Complete step by step solution:
The question here is in complex number represented as $z$. The question ask us to find the locus of $\left| z-1 \right|=\left| z+i \right|$ .
Consider the complex number $z$as $x,y$ mathematically $z=x+iy$ , where $x$ and $y$ are the real numbers.

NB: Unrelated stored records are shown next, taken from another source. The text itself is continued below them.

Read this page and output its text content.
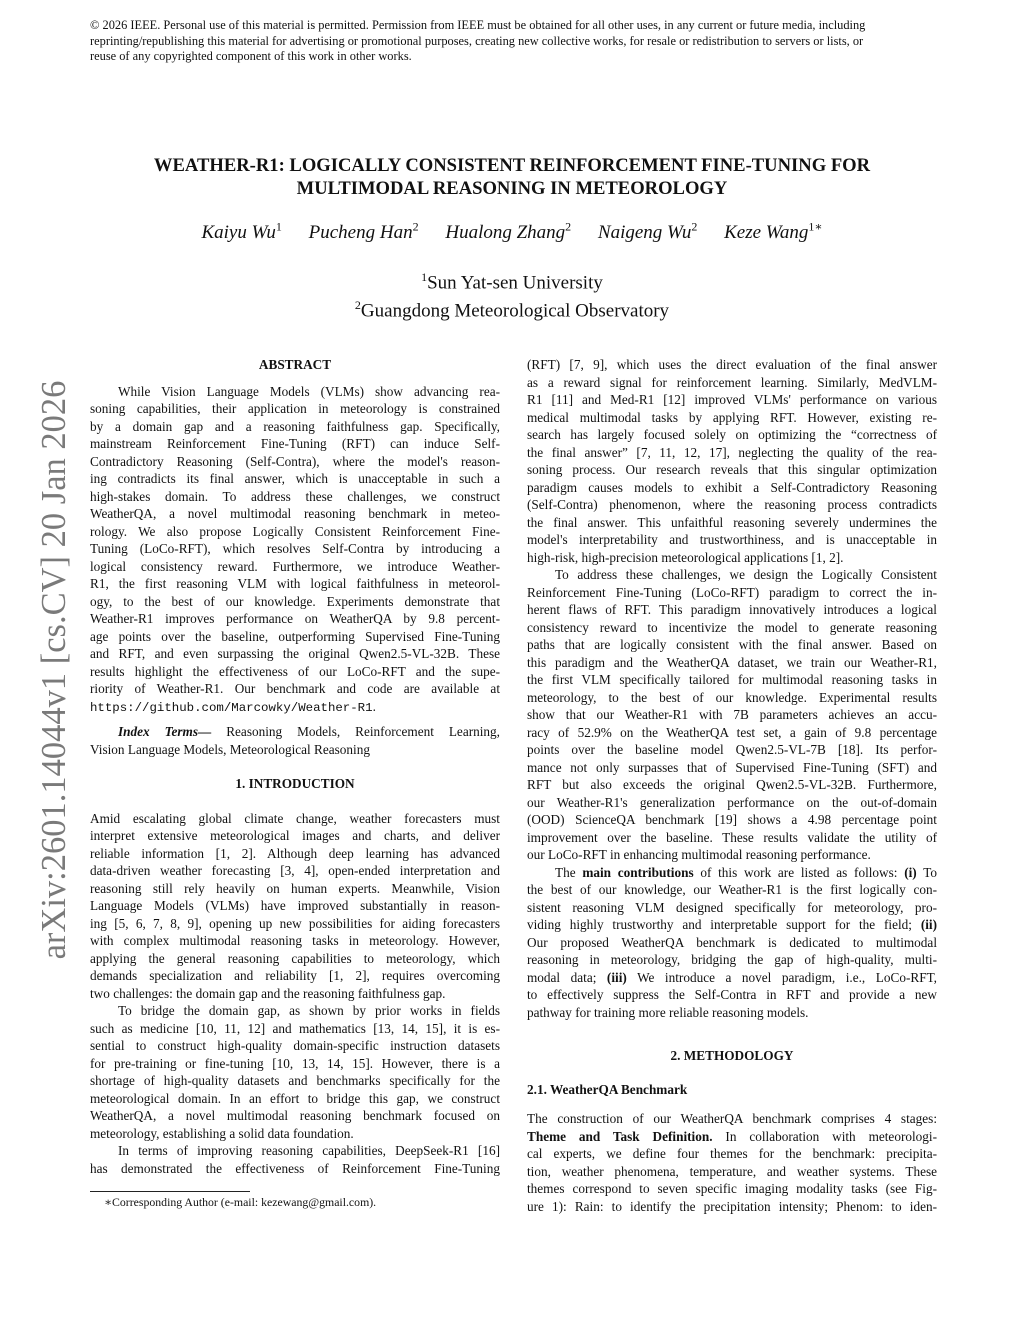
© 2026 IEEE. Personal use of this material is permitted. Permission from IEEE must be obtained for all other uses, in any current or future media, including
reprinting/republishing this material for advertising or promotional purposes, creating new collective works, for resale or redistribution to servers or lists, or
reuse of any copyrighted component of this work in other works.
WEATHER-R1: LOGICALLY CONSISTENT REINFORCEMENT FINE-TUNING FOR
MULTIMODAL REASONING IN METEOROLOGY
Kaiyu Wu$^1$ Pucheng Han$^2$ Hualong Zhang$^2$ Naigeng Wu$^2$ Keze Wang$^{1∗}$
$^1$Sun Yat-sen University
$^2$Guangdong Meteorological Observatory
arXiv:2601.14044v1 [cs.CV] 20 Jan 2026
ABSTRACT
While Vision Language Models (VLMs) show advancing rea-
soning capabilities, their application in meteorology is constrained
by a domain gap and a reasoning faithfulness gap. Specifically,
mainstream Reinforcement Fine-Tuning (RFT) can induce Self-
Contradictory Reasoning (Self-Contra), where the model's reason-
ing contradicts its final answer, which is unacceptable in such a
high-stakes domain. To address these challenges, we construct
WeatherQA, a novel multimodal reasoning benchmark in meteo-
rology. We also propose Logically Consistent Reinforcement Fine-
Tuning (LoCo-RFT), which resolves Self-Contra by introducing a
logical consistency reward. Furthermore, we introduce Weather-
R1, the first reasoning VLM with logical faithfulness in meteorol-
ogy, to the best of our knowledge. Experiments demonstrate that
Weather-R1 improves performance on WeatherQA by 9.8 percent-
age points over the baseline, outperforming Supervised Fine-Tuning
and RFT, and even surpassing the original Qwen2.5-VL-32B. These
results highlight the effectiveness of our LoCo-RFT and the supe-
riority of Weather-R1. Our benchmark and code are available at
https://github.com/Marcowky/Weather-R1.
Index Terms— Reasoning Models, Reinforcement Learning,
Vision Language Models, Meteorological Reasoning
1. INTRODUCTION
Amid escalating global climate change, weather forecasters must
interpret extensive meteorological images and charts, and deliver
reliable information [1, 2]. Although deep learning has advanced
data-driven weather forecasting [3, 4], open-ended interpretation and
reasoning still rely heavily on human experts. Meanwhile, Vision
Language Models (VLMs) have improved substantially in reason-
ing [5, 6, 7, 8, 9], opening up new possibilities for aiding forecasters
with complex multimodal reasoning tasks in meteorology. However,
applying the general reasoning capabilities to meteorology, which
demands specialization and reliability [1, 2], requires overcoming
two challenges: the domain gap and the reasoning faithfulness gap.
To bridge the domain gap, as shown by prior works in fields
such as medicine [10, 11, 12] and mathematics [13, 14, 15], it is es-
sential to construct high-quality domain-specific instruction datasets
for pre-training or fine-tuning [10, 13, 14, 15]. However, there is a
shortage of high-quality datasets and benchmarks specifically for the
meteorological domain. In an effort to bridge this gap, we construct
WeatherQA, a novel multimodal reasoning benchmark focused on
meteorology, establishing a solid data foundation.
In terms of improving reasoning capabilities, DeepSeek-R1 [16]
has demonstrated the effectiveness of Reinforcement Fine-Tuning
∗Corresponding Author (e-mail: kezewang@gmail.com).
(RFT) [7, 9], which uses the direct evaluation of the final answer
as a reward signal for reinforcement learning. Similarly, MedVLM-
R1 [11] and Med-R1 [12] improved VLMs' performance on various
medical multimodal tasks by applying RFT. However, existing re-
search has largely focused solely on optimizing the “correctness of
the final answer” [7, 11, 12, 17], neglecting the quality of the rea-
soning process. Our research reveals that this singular optimization
paradigm causes models to exhibit a Self-Contradictory Reasoning
(Self-Contra) phenomenon, where the reasoning process contradicts
the final answer. This unfaithful reasoning severely undermines the
model's interpretability and trustworthiness, and is unacceptable in
high-risk, high-precision meteorological applications [1, 2].
To address these challenges, we design the Logically Consistent
Reinforcement Fine-Tuning (LoCo-RFT) paradigm to correct the in-
herent flaws of RFT. This paradigm innovatively introduces a logical
consistency reward to incentivize the model to generate reasoning
paths that are logically consistent with the final answer. Based on
this paradigm and the WeatherQA dataset, we train our Weather-R1,
the first VLM specifically tailored for multimodal reasoning tasks in
meteorology, to the best of our knowledge. Experimental results
show that our Weather-R1 with 7B parameters achieves an accu-
racy of 52.9% on the WeatherQA test set, a gain of 9.8 percentage
points over the baseline model Qwen2.5-VL-7B [18]. Its perfor-
mance not only surpasses that of Supervised Fine-Tuning (SFT) and
RFT but also exceeds the original Qwen2.5-VL-32B. Furthermore,
our Weather-R1's generalization performance on the out-of-domain
(OOD) ScienceQA benchmark [19] shows a 4.98 percentage point
improvement over the baseline. These results validate the utility of
our LoCo-RFT in enhancing multimodal reasoning performance.
The main contributions of this work are listed as follows: (i) To
the best of our knowledge, our Weather-R1 is the first logically con-
sistent reasoning VLM designed specifically for meteorology, pro-
viding highly trustworthy and interpretable support for the field; (ii)
Our proposed WeatherQA benchmark is dedicated to multimodal
reasoning in meteorology, bridging the gap of high-quality, multi-
modal data; (iii) We introduce a novel paradigm, i.e., LoCo-RFT,
to effectively suppress the Self-Contra in RFT and provide a new
pathway for training more reliable reasoning models.
2. METHODOLOGY
2.1. WeatherQA Benchmark
The construction of our WeatherQA benchmark comprises 4 stages:
Theme and Task Definition. In collaboration with meteorologi-
cal experts, we define four themes for the benchmark: precipita-
tion, weather phenomena, temperature, and weather systems. These
themes correspond to seven specific imaging modality tasks (see Fig-
ure 1): Rain: to identify the precipitation intensity; Phenom: to iden-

So we can represent $\left| z-1 \right|$ as$\left| x+iy-1 \right|$ and $\left| z+i \right|$ as $\left| x+iy+i \right|$ . Writing it with equal to sign we get,
Taking the function in L.H.S
$\left| z-1 \right|=\left| x+iy-1 \right|$
Taking real numbers and complex number inside the modulus we get:
$\Rightarrow \left| z-1 \right|=\left| \left( x-1 \right)+iy \right|$
Taking the function in R.H.S
$\left| z+i \right|=\left| x+iy+i \right|$
Similarly, taking the real and complex number together
$\Rightarrow \left| z+i \right|=\left| x+i\left( y+1 \right) \right|$
After the above calculation \[\left| z-1 \right|=\left| z+i \right|\] could be written as:
\[\Rightarrow \left| x-1+iy \right|=\left| x+i\left( y+1 \right) \right|\]
Modulus of $z$,$\left| z \right|$means $\sqrt{{{x}^{2}}+{{y}^{2}}}$, which means the sum of the square of the real and irrational number so applying the same with the function we achieved in the equation we get:
\[\Rightarrow \sqrt{{{\left( x-1 \right)}^{2}}+{{y}^{2}}}=\sqrt{{{x}^{2}}+{{\left( y+1 \right)}^{2}}}\]
Squaring both side to find the make the calculation easier, we get:
\[\Rightarrow {{\left( x-1 \right)}^{2}}+{{y}^{2}}={{x}^{2}}+{{\left( y+1 \right)}^{2}}\]
On expanding the expression given, we get:
\[\Rightarrow {{x}^{2}}+1-2x+{{y}^{2}}={{x}^{2}}+{{y}^{2}}+1+2y\]
On calculating further we get:
\[\Rightarrow {{x}^{2}}+1-2x+{{y}^{2}}-{{x}^{2}}-{{y}^{2}}-1-2y=0\]
\[\Rightarrow -2x-2y=0\]
Multiplying $-\dfrac{1}{2}$ to both the terms in L.H.S and R.H.S, we get:
$\Rightarrow x+y=0$
$\therefore $ The locus represented by $\left| z-1 \right|=\left| z+i \right|$ is $(C)$ straight line through origin.

So, the correct answer is “Option C”.

Note: The equations of the straight line in the answer do not have any constant which means the straight line passes through the origin. The complex number is represented as a sum of real numbers to make the calculation easy. Different relations between complex numbers form different locus representing different 2-dimensional figures.